A laugh that was very close to a sob bubbled out of her chest.
“What?”
“That’s my entire third marital counseling session condensed to one sentence.”
He looked at her closely, a sliver of a smile on his face. He carefully rubbed one thumb along her cheek. “Are you sure you’re okay, love?”
She could feel Opperman out there, gliding through the press of bodies like a malignant presence just under the surface of the water.
“Just… overtired. Overwhelmed.”
“Yeah, I have that effect on women.”
She laughed.
He tugged her toward the door. “C’mon, tired girl. Let’s get you home to bed.” He shook his head when she opened her mouth. “Alone.”
SATURDAY, AUGUST 27
In her dream, Clare was flying. The radio crackled and spat with an endless flow of chatter, air-to-air, ground-to-air, reports from the AWACs flying miles above them.
Clare checked the airspeed, yawed the rooters another ten degrees so that they were looking at the ground through the windscreen. Drying fields. Irrigation pumps. And there, the narrow Nile green river that led to the town. She picked up speed. “Target coordinates in. Unlocking missiles.”
“Confirmed. Range five hundred,” her copilot said.
Clare tapped her mic. “Alpha Tango, this is Bravo Flight five two five, ranged three hundred meters from one-three Company Foxtrot. Do we have a confirm to go hot?”
Her helmet’s headset blared. “Bravo Flight five two five, you are confirmed to go hot.”
“Roger, Alpha Tango.” She flicked the switches. “Missiles on.”
The radio cracked again. “Bravo five two five, this is the one-three Foxtrot. Not to rush you or anything, but where the hell are you?”
“We’ll be on top of you in two minutes, one-three. Are you still under fire?”
“Hell, yes, we’re still under fire. We fell back to the house across the street. There ain’t no more place to go. We’ve got wounded. We need an extract, and we need it five minutes ago.”

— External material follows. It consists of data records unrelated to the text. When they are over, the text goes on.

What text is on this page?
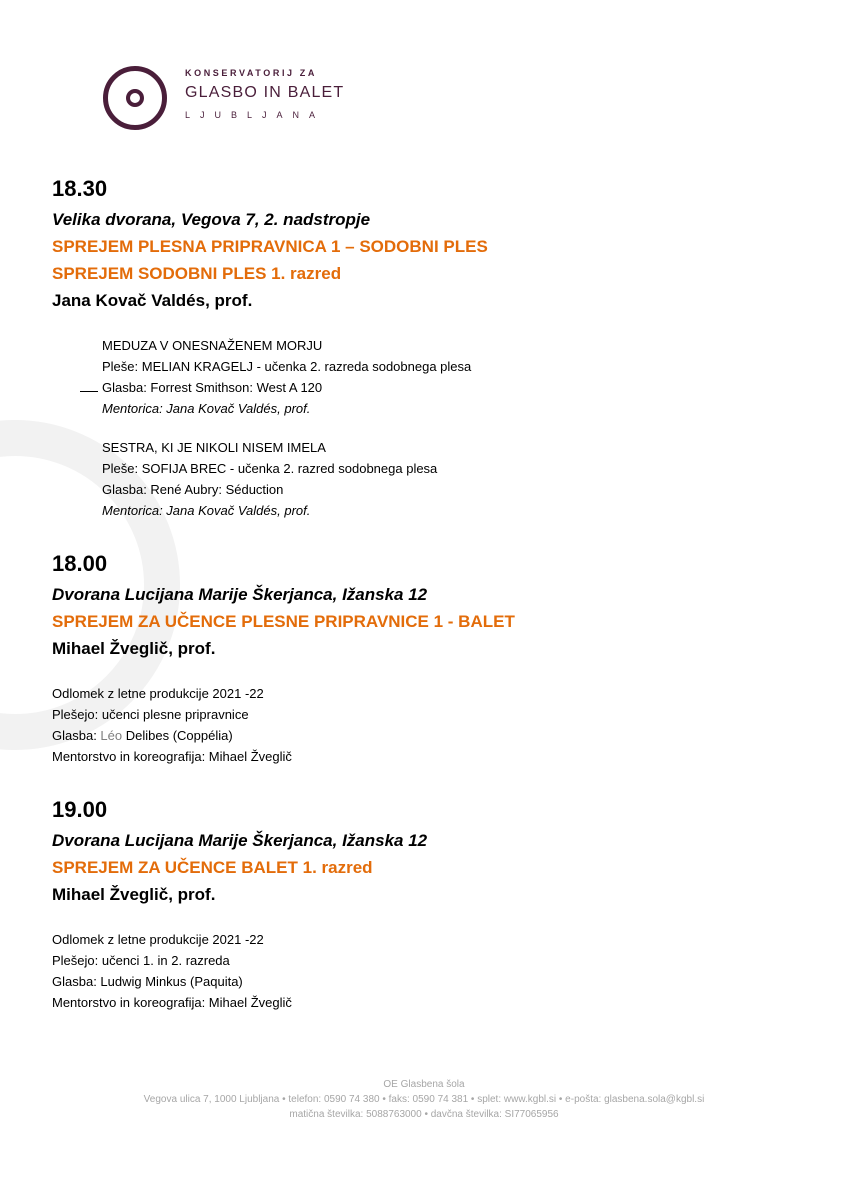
KONSERVATORIJ ZA
GLASBO IN BALET
LJUBLJANA
18.30
Velika dvorana, Vegova 7, 2. nadstropje
SPREJEM PLESNA PRIPRAVNICA 1 – SODOBNI PLES
SPREJEM SODOBNI PLES 1. razred
Jana Kovač Valdés, prof.
MEDUZA V ONESNAŽENEM MORJU
Pleše: MELIAN KRAGELJ - učenka 2. razreda sodobnega plesa
Glasba: Forrest Smithson: West A 120
Mentorica: Jana Kovač Valdés, prof.
SESTRA, KI JE NIKOLI NISEM IMELA
Pleše: SOFIJA BREC - učenka 2. razred sodobnega plesa
Glasba: René Aubry: Séduction
Mentorica: Jana Kovač Valdés, prof.
18.00
Dvorana Lucijana Marije Škerjanca, Ižanska 12
SPREJEM ZA UČENCE PLESNE PRIPRAVNICE 1 - BALET
Mihael Žveglič, prof.
Odlomek z letne produkcije 2021 -22
Plešejo: učenci plesne pripravnice
Glasba: Léo Delibes (Coppélia)
Mentorstvo in koreografija: Mihael Žveglič
19.00
Dvorana Lucijana Marije Škerjanca, Ižanska 12
SPREJEM ZA UČENCE BALET 1. razred
Mihael Žveglič, prof.
Odlomek z letne produkcije 2021 -22
Plešejo: učenci 1. in 2. razreda
Glasba: Ludwig Minkus (Paquita)
Mentorstvo in koreografija: Mihael Žveglič
OE Glasbena šola
Vegova ulica 7, 1000 Ljubljana • telefon: 0590 74 380 • faks: 0590 74 381 • splet: www.kgbl.si • e-pošta: glasbena.sola@kgbl.si
matična številka: 5088763000 • davčna številka: SI77065956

“We have signal,” her copilot said, and she glanced at him and saw it was her SERE instructor, Master Sergeant Ashley “Hardball” Wright, his lanky frame taking up all the cockpit space and then some.
“Master Sergeant? I didn’t know you were flight-certified.”

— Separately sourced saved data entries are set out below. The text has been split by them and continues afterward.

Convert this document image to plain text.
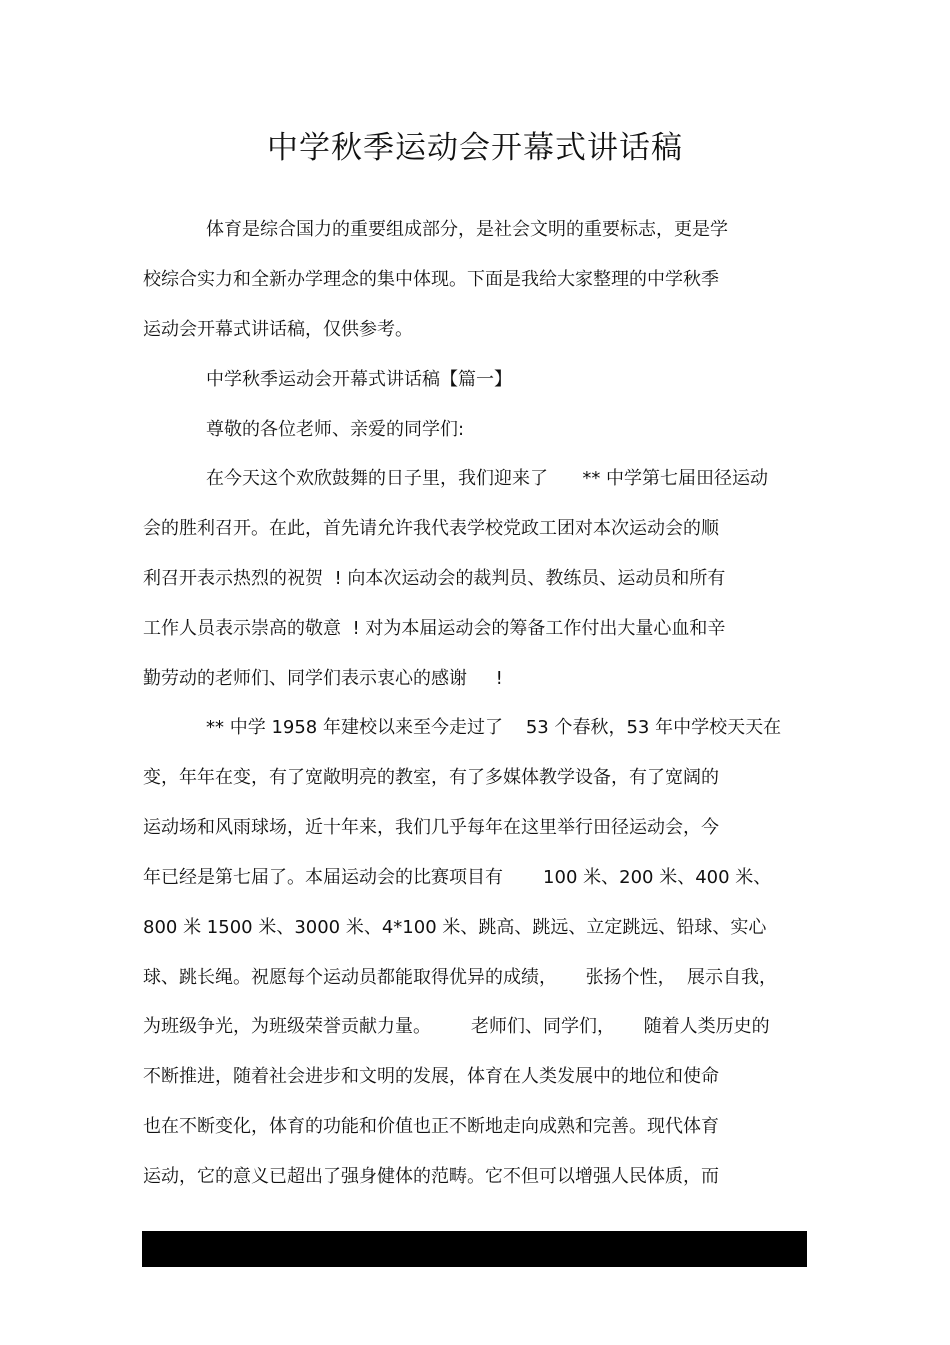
中学秋季运动会开幕式讲话稿
体育是综合国力的重要组成部分，是社会文明的重要标志，更是学
校综合实力和全新办学理念的集中体现。下面是我给大家整理的中学秋季
运动会开幕式讲话稿，仅供参考。
中学秋季运动会开幕式讲话稿【篇一】
尊敬的各位老师、亲爱的同学们:
在今天这个欢欣鼓舞的日子里，我们迎来了      ** 中学第七届田径运动
会的胜利召开。在此，首先请允许我代表学校党政工团对本次运动会的顺
利召开表示热烈的祝贺  ! 向本次运动会的裁判员、教练员、运动员和所有
工作人员表示崇高的敬意  ! 对为本届运动会的筹备工作付出大量心血和辛
勤劳动的老师们、同学们表示衷心的感谢     !
** 中学 1958 年建校以来至今走过了    53 个春秋，53 年中学校天天在
变，年年在变，有了宽敞明亮的教室，有了多媒体教学设备，有了宽阔的
运动场和风雨球场，近十年来，我们几乎每年在这里举行田径运动会，今
年已经是第七届了。本届运动会的比赛项目有       100 米、200 米、400 米、
800 米 1500 米、3000 米、4*100 米、跳高、跳远、立定跳远、铅球、实心
球、跳长绳。祝愿每个运动员都能取得优异的成绩，     张扬个性，  展示自我，
为班级争光，为班级荣誉贡献力量。       老师们、同学们，     随着人类历史的
不断推进，随着社会进步和文明的发展，体育在人类发展中的地位和使命
也在不断变化，体育的功能和价值也正不断地走向成熟和完善。现代体育
运动，它的意义已超出了强身健体的范畴。它不但可以增强人民体质，而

“Pay attention, Fergusson. You might live longer.” The sun on the water flashed unbearably bright as they overflew the river. Then they were roaring over low buildings, dun and cement, and he said, “Target acquired,” and she said, “Fire,” and the Black Hawk’s frame shuddered as the AGM-114s launched out of their cradles, and they streaked away faster than the eye could follow and half the target building exploded into dust and fire and oily black smoke. They flew into the black roiling column, the sound of the explosion carrying over the rotors, through her helmet, and she rode up, up, up on the high hard thermal, rising out of the smoke as the remains of the building burned beneath them.
“One-three Foxtrot, I need an LZ,” she said into her mic. “Do you have enemy fire?”

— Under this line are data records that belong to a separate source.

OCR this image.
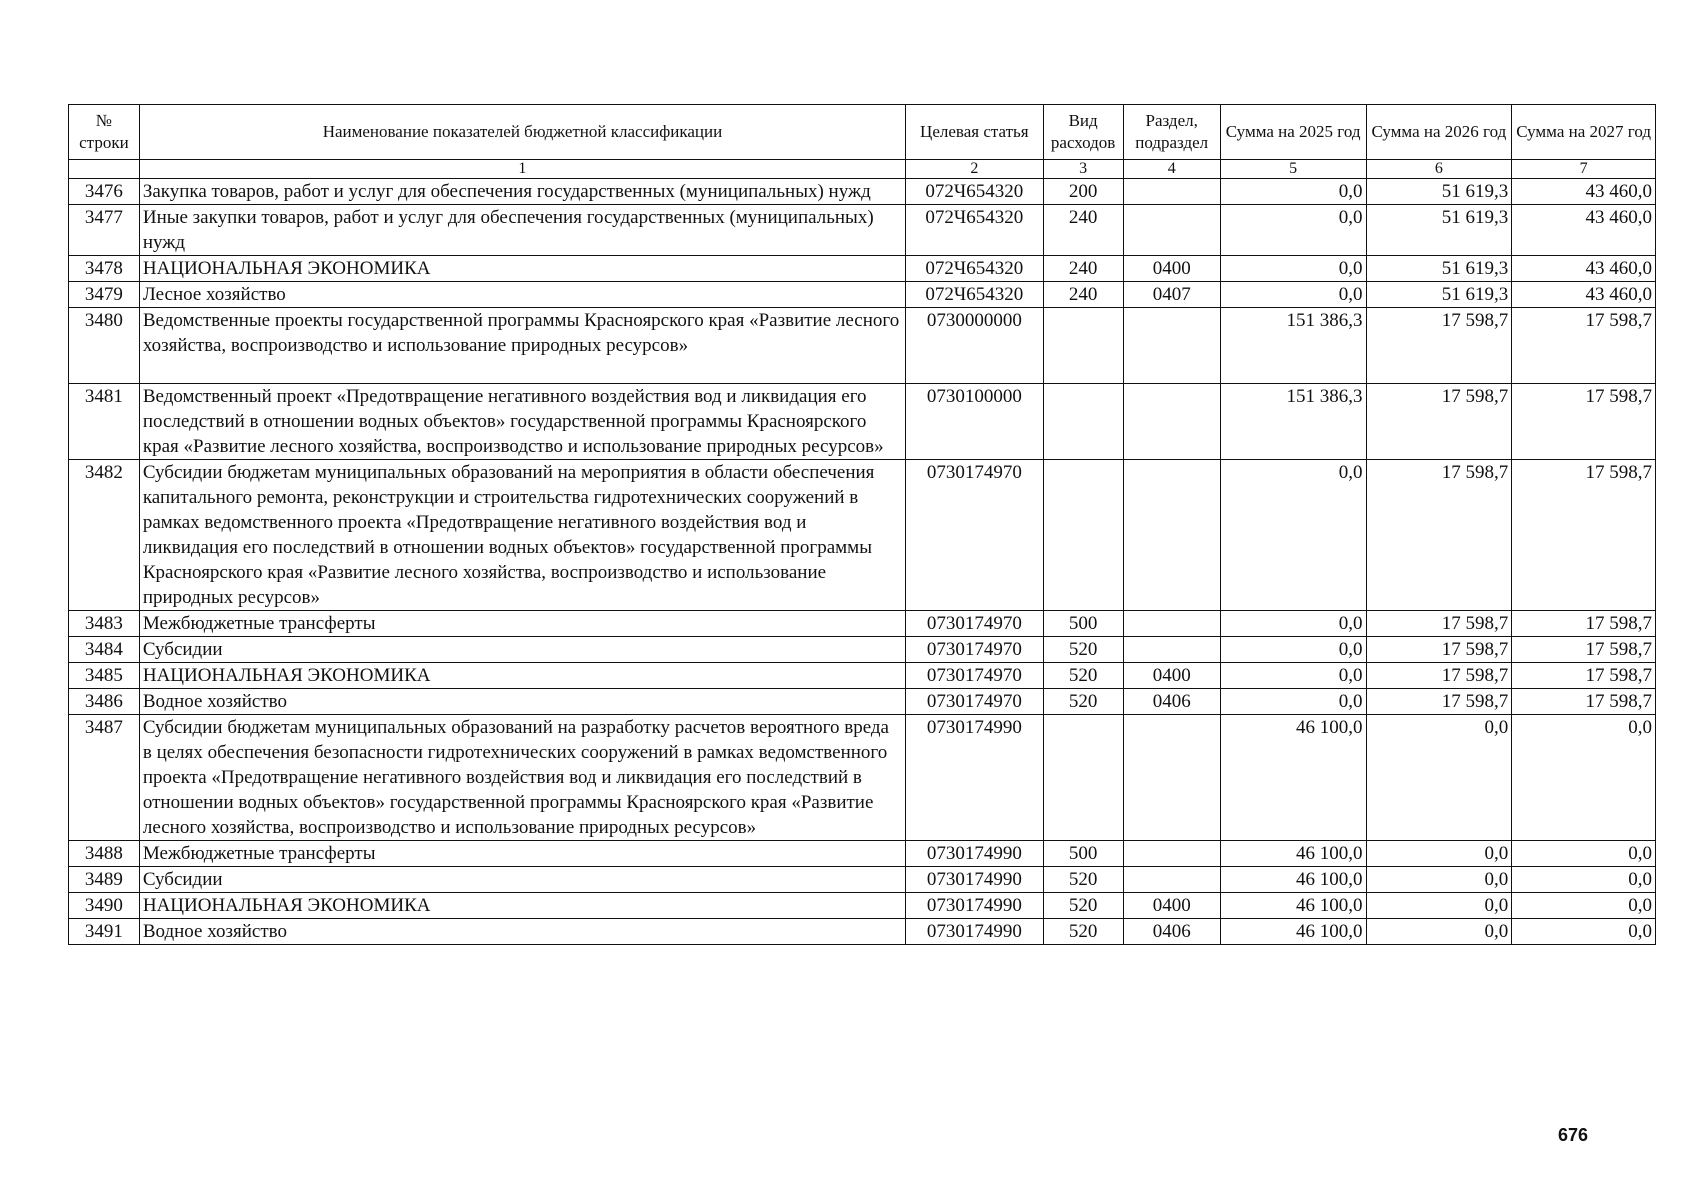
№ строки	Наименование показателей бюджетной классификации	Целевая статья	Вид расходов	Раздел, подраздел	Сумма на 2025 год	Сумма на 2026 год	Сумма на 2027 год
	1	2	3	4	5	6	7
3476	Закупка товаров, работ и услуг для обеспечения государственных (муниципальных) нужд	072Ч654320	200		0,0	51 619,3	43 460,0
3477	Иные закупки товаров, работ и услуг для обеспечения государственных (муниципальных) нужд	072Ч654320	240		0,0	51 619,3	43 460,0
3478	НАЦИОНАЛЬНАЯ ЭКОНОМИКА	072Ч654320	240	0400	0,0	51 619,3	43 460,0
3479	Лесное хозяйство	072Ч654320	240	0407	0,0	51 619,3	43 460,0
3480	Ведомственные проекты государственной программы Красноярского края «Развитие лесного хозяйства, воспроизводство и использование природных ресурсов»	0730000000			151 386,3	17 598,7	17 598,7
3481	Ведомственный проект «Предотвращение негативного воздействия вод и ликвидация его последствий в отношении водных объектов» государственной программы Красноярского края «Развитие лесного хозяйства, воспроизводство и использование природных ресурсов»	0730100000			151 386,3	17 598,7	17 598,7
3482	Субсидии бюджетам муниципальных образований на мероприятия в области обеспечения капитального ремонта, реконструкции и строительства гидротехнических сооружений в рамках ведомственного проекта «Предотвращение негативного воздействия вод и ликвидация его последствий в отношении водных объектов» государственной программы Красноярского края «Развитие лесного хозяйства, воспроизводство и использование природных ресурсов»	0730174970			0,0	17 598,7	17 598,7
3483	Межбюджетные трансферты	0730174970	500		0,0	17 598,7	17 598,7
3484	Субсидии	0730174970	520		0,0	17 598,7	17 598,7
3485	НАЦИОНАЛЬНАЯ ЭКОНОМИКА	0730174970	520	0400	0,0	17 598,7	17 598,7
3486	Водное хозяйство	0730174970	520	0406	0,0	17 598,7	17 598,7
3487	Субсидии бюджетам муниципальных образований на разработку расчетов вероятного вреда в целях обеспечения безопасности гидротехнических сооружений в рамках ведомственного проекта «Предотвращение негативного воздействия вод и ликвидация его последствий в отношении водных объектов» государственной программы Красноярского края «Развитие лесного хозяйства, воспроизводство и использование природных ресурсов»	0730174990			46 100,0	0,0	0,0
3488	Межбюджетные трансферты	0730174990	500		46 100,0	0,0	0,0
3489	Субсидии	0730174990	520		46 100,0	0,0	0,0
3490	НАЦИОНАЛЬНАЯ ЭКОНОМИКА	0730174990	520	0400	46 100,0	0,0	0,0
3491	Водное хозяйство	0730174990	520	0406	46 100,0	0,0	0,0
676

“Negative, Bravo five two five. You smoked ’em. We’re establishing a perimeter now.”
She dropped the helo like an express elevator, leaving her stomach somewhere above the floating debris. The ambulatory of the one-three had cordoned off a dirty square flanked by burning rubble and mortar-pocked houses. She touched down and cut the engine. She looked around. There were bodies everywhere. Everywhere, circling her landing zone, heaped over the dirt and the cement, men, women, children, white shattered bones and black burned skin. “Oh my God,” she said.